I read this for a book group -- one that meets face to face rather than an online one. We met last night, but only three of us had read it and our responses were pretty mixed. Simon was quite enthusiastic -- you can read his review of it here -- I was rather lukewarm, and the third reader said he'd been enjoying it but had stopped reading before the end. Sadly the one member who had really liked it was not able to come, and so the discussion was a bit truncated.

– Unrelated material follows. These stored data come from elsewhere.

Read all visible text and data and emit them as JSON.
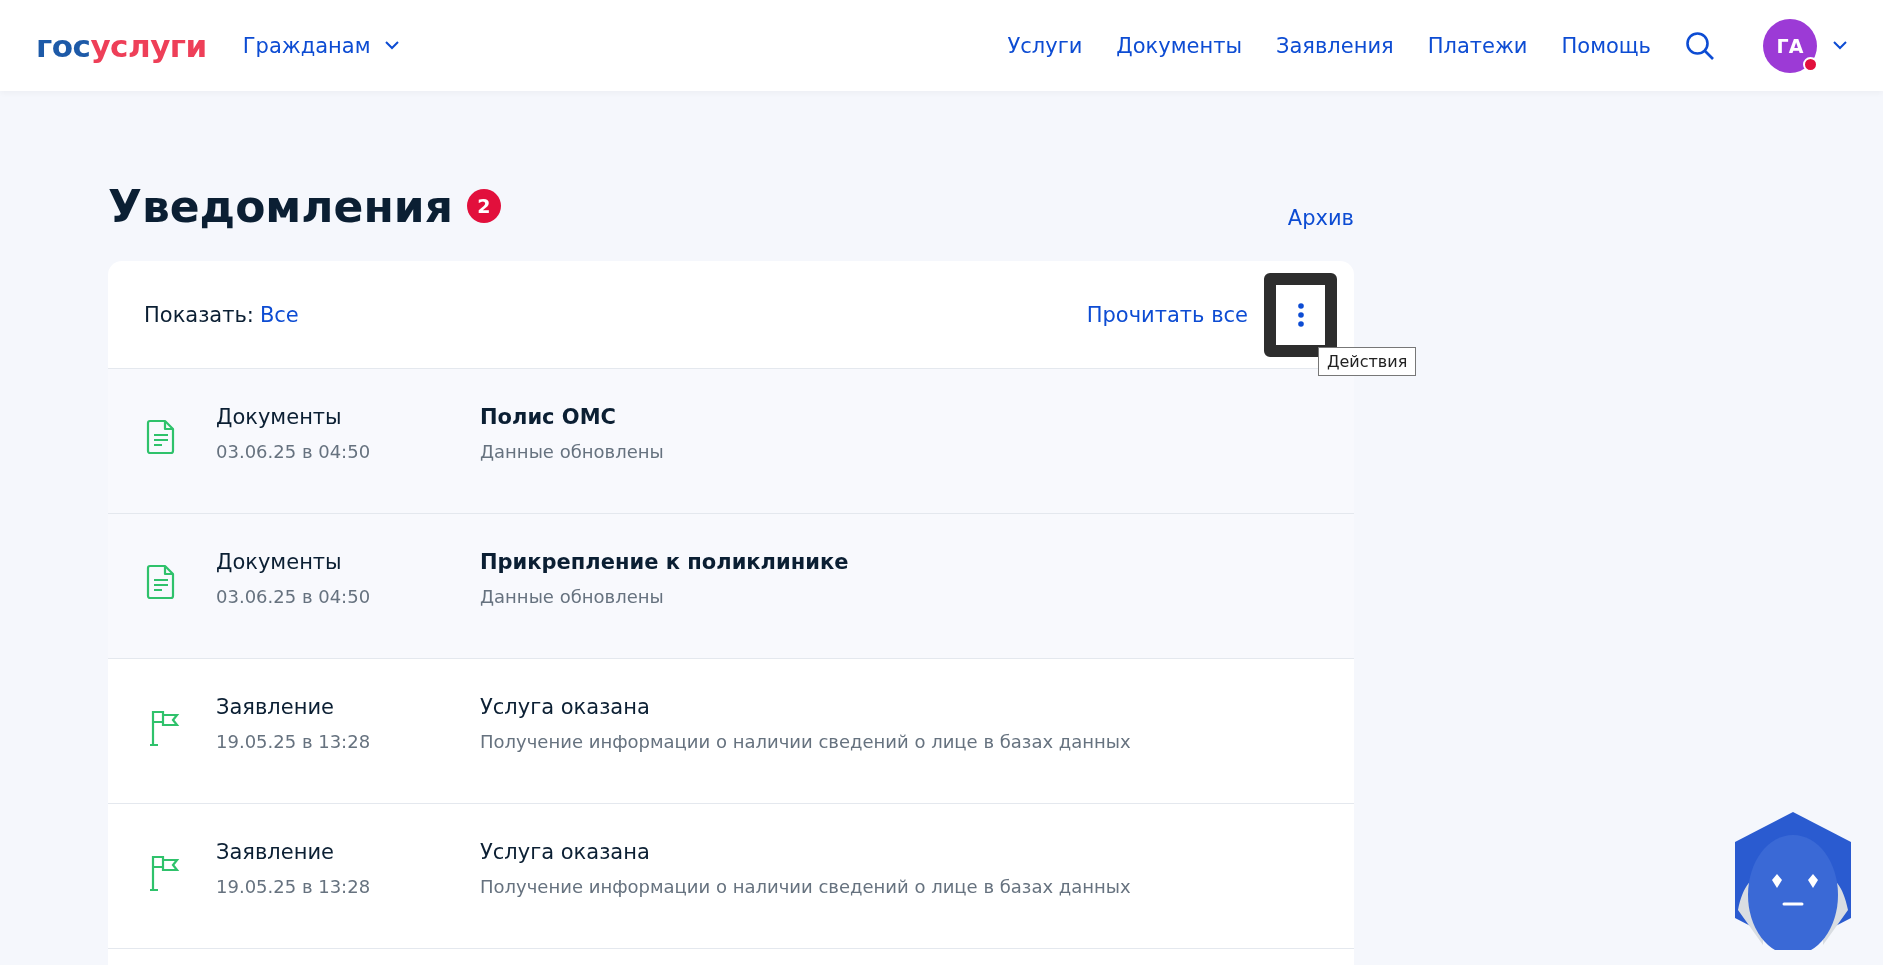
{
  "header": {
    "logo": {
      "part_1": "гос",
      "part_2": "услуги"
    },
    "audience": "Гражданам",
    "nav": [
      "Услуги",
      "Документы",
      "Заявления",
      "Платежи",
      "Помощь"
    ],
    "avatar": {
      "initials": "ГА",
      "alert": true
    }
  },
  "page": {
    "title": "Уведомления",
    "badge": "2",
    "archive_link": "Архив"
  },
  "toolbar": {
    "filter_label": "Показать:",
    "filter_value": "Все",
    "read_all": "Прочитать все",
    "actions_tooltip": "Действия"
  },
  "notifications": [
    {
      "kind": "document",
      "unread": true,
      "category": "Документы",
      "date": "03.06.25 в 04:50",
      "title": "Полис ОМС",
      "description": "Данные обновлены"
    },
    {
      "kind": "document",
      "unread": true,
      "category": "Документы",
      "date": "03.06.25 в 04:50",
      "title": "Прикрепление к поликлинике",
      "description": "Данные обновлены"
    },
    {
      "kind": "application",
      "unread": false,
      "category": "Заявление",
      "date": "19.05.25 в 13:28",
      "title": "Услуга оказана",
      "description": "Получение информации о наличии сведений о лице в базах данных"
    },
    {
      "kind": "application",
      "unread": false,
      "category": "Заявление",
      "date": "19.05.25 в 13:28",
      "title": "Услуга оказана",
      "description": "Получение информации о наличии сведений о лице в базах данных"
    }
  ]
}
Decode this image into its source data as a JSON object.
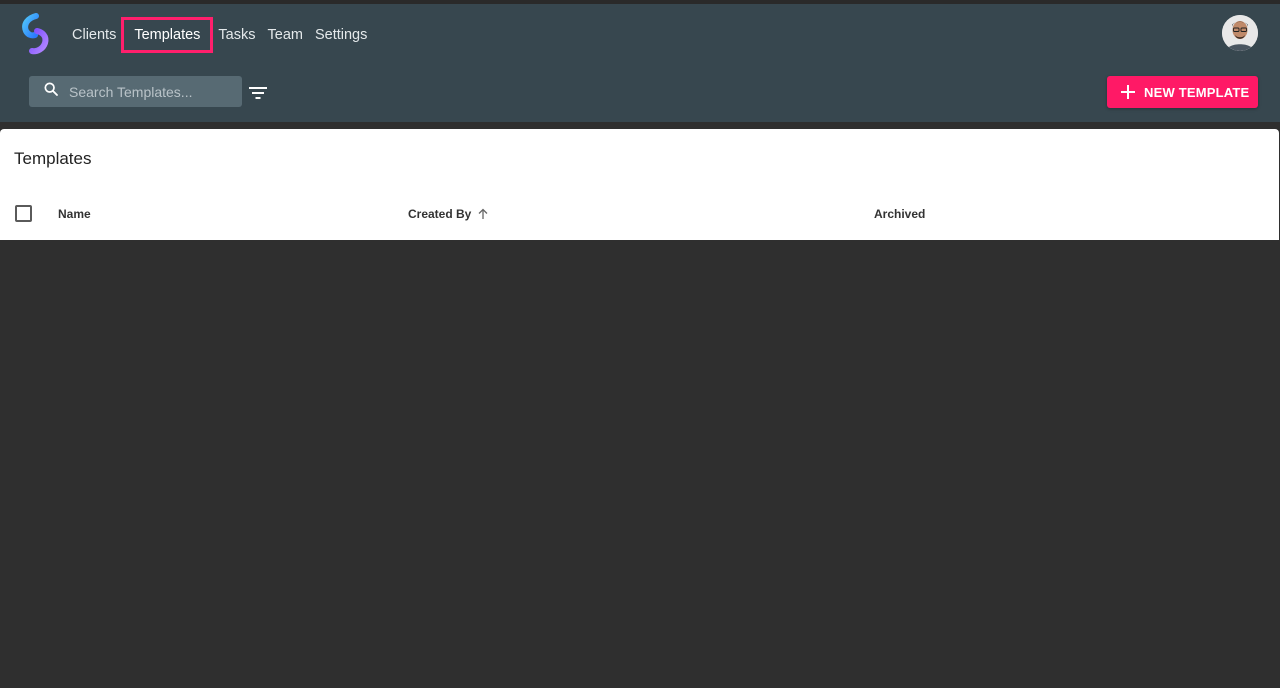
{
  "nav": {
    "items": [
      {
        "label": "Clients"
      },
      {
        "label": "Templates"
      },
      {
        "label": "Tasks"
      },
      {
        "label": "Team"
      },
      {
        "label": "Settings"
      }
    ],
    "active": "Templates"
  },
  "search": {
    "placeholder": "Search Templates..."
  },
  "toolbar": {
    "new_label": "NEW TEMPLATE"
  },
  "panel": {
    "title": "Templates",
    "columns": {
      "name": "Name",
      "created_by": "Created By",
      "archived": "Archived"
    }
  },
  "colors": {
    "header_bg": "#37474f",
    "accent": "#ff1966",
    "search_bg": "#576a73"
  },
  "icons": {
    "logo": "app-logo-icon",
    "search": "search-icon",
    "filter": "filter-icon",
    "plus": "plus-icon",
    "sort": "arrow-up-icon",
    "avatar": "user-avatar"
  }
}
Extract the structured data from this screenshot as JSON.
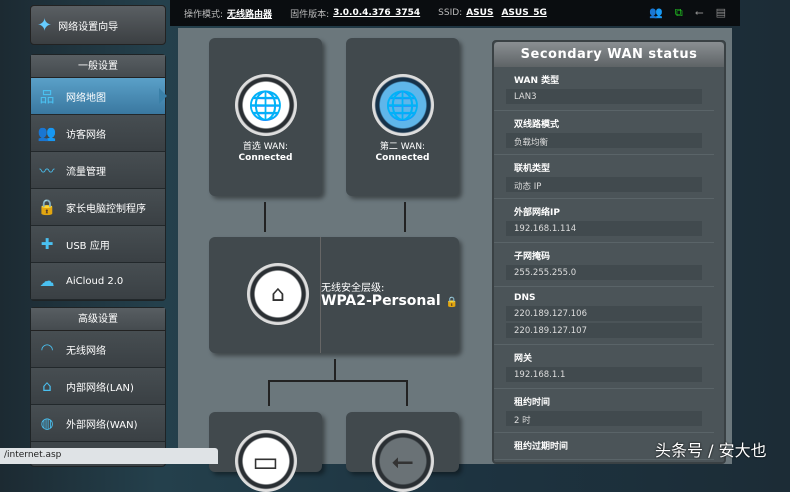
{
  "topbar": {
    "mode_label": "操作模式:",
    "mode_value": "无线路由器",
    "fw_label": "固件版本:",
    "fw_value": "3.0.0.4.376_3754",
    "ssid_label": "SSID:",
    "ssid1": "ASUS",
    "ssid2": "ASUS_5G"
  },
  "sidebar": {
    "wizard": "网络设置向导",
    "general_header": "一般设置",
    "general": [
      {
        "label": "网络地图",
        "icon": "network-map-icon"
      },
      {
        "label": "访客网络",
        "icon": "guest-icon"
      },
      {
        "label": "流量管理",
        "icon": "traffic-icon"
      },
      {
        "label": "家长电脑控制程序",
        "icon": "lock-icon"
      },
      {
        "label": "USB 应用",
        "icon": "puzzle-icon"
      },
      {
        "label": "AiCloud 2.0",
        "icon": "cloud-icon"
      }
    ],
    "advanced_header": "高级设置",
    "advanced": [
      {
        "label": "无线网络",
        "icon": "wifi-icon"
      },
      {
        "label": "内部网络(LAN)",
        "icon": "home-icon"
      },
      {
        "label": "外部网络(WAN)",
        "icon": "globe-icon"
      }
    ]
  },
  "map": {
    "wan1_label": "首选 WAN:",
    "wan1_status": "Connected",
    "wan2_label": "第二 WAN:",
    "wan2_status": "Connected",
    "security_label": "无线安全层级:",
    "security_value": "WPA2-Personal"
  },
  "status": {
    "title": "Secondary WAN status",
    "rows": [
      {
        "k": "WAN 类型",
        "v": [
          "LAN3"
        ]
      },
      {
        "k": "双线路模式",
        "v": [
          "负载均衡"
        ]
      },
      {
        "k": "联机类型",
        "v": [
          "动态 IP"
        ]
      },
      {
        "k": "外部网络IP",
        "v": [
          "192.168.1.114"
        ]
      },
      {
        "k": "子网掩码",
        "v": [
          "255.255.255.0"
        ]
      },
      {
        "k": "DNS",
        "v": [
          "220.189.127.106",
          "220.189.127.107"
        ]
      },
      {
        "k": "网关",
        "v": [
          "192.168.1.1"
        ]
      },
      {
        "k": "租约时间",
        "v": [
          "2 时"
        ]
      },
      {
        "k": "租约过期时间",
        "v": []
      }
    ]
  },
  "statusbar": "/internet.asp",
  "watermark": "头条号 / 安大也"
}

I have never read anything by Milan Kundera before and knew very little about him apart from the fact that he was Czech and lived in Paris and wrote The Unbearable Lightness of Being. I don't know much more now, but at least I have a handle on the sort of thing he writes. "Philosophical", "experimental", "post-modern" are some of the terms that get bandied about in relation to his work and you can certainly see why. Immortality has a fractured narrative, uses irony and black humour, is metafictional (ie the author intrudes and draws attention to the process of writing), and no doubt makes use of many other devices that come under that useful umbrella of po-mo.
I think, to be honest, I was too lazy to really take it all on board and appreciate it. I ended up skipping bits of the novel, something the writer clearly anticipates that his readers will do and reprimands them for towards the end. But in spite of all that, I have been left with a sort of fascinated after-taste, if you can imagine that sort of thing. The story that runs through the novel, of Alice the lute-player and her sister Laura, their various lovers, and the man who marries both of them (not at the same time, of course) is in fact rather enthralling and some of the connections that are made are startling and ultimately satisfying. So, rather to my surprise, I find myself wanting to read another of MK's novels, though perhaps not straight away.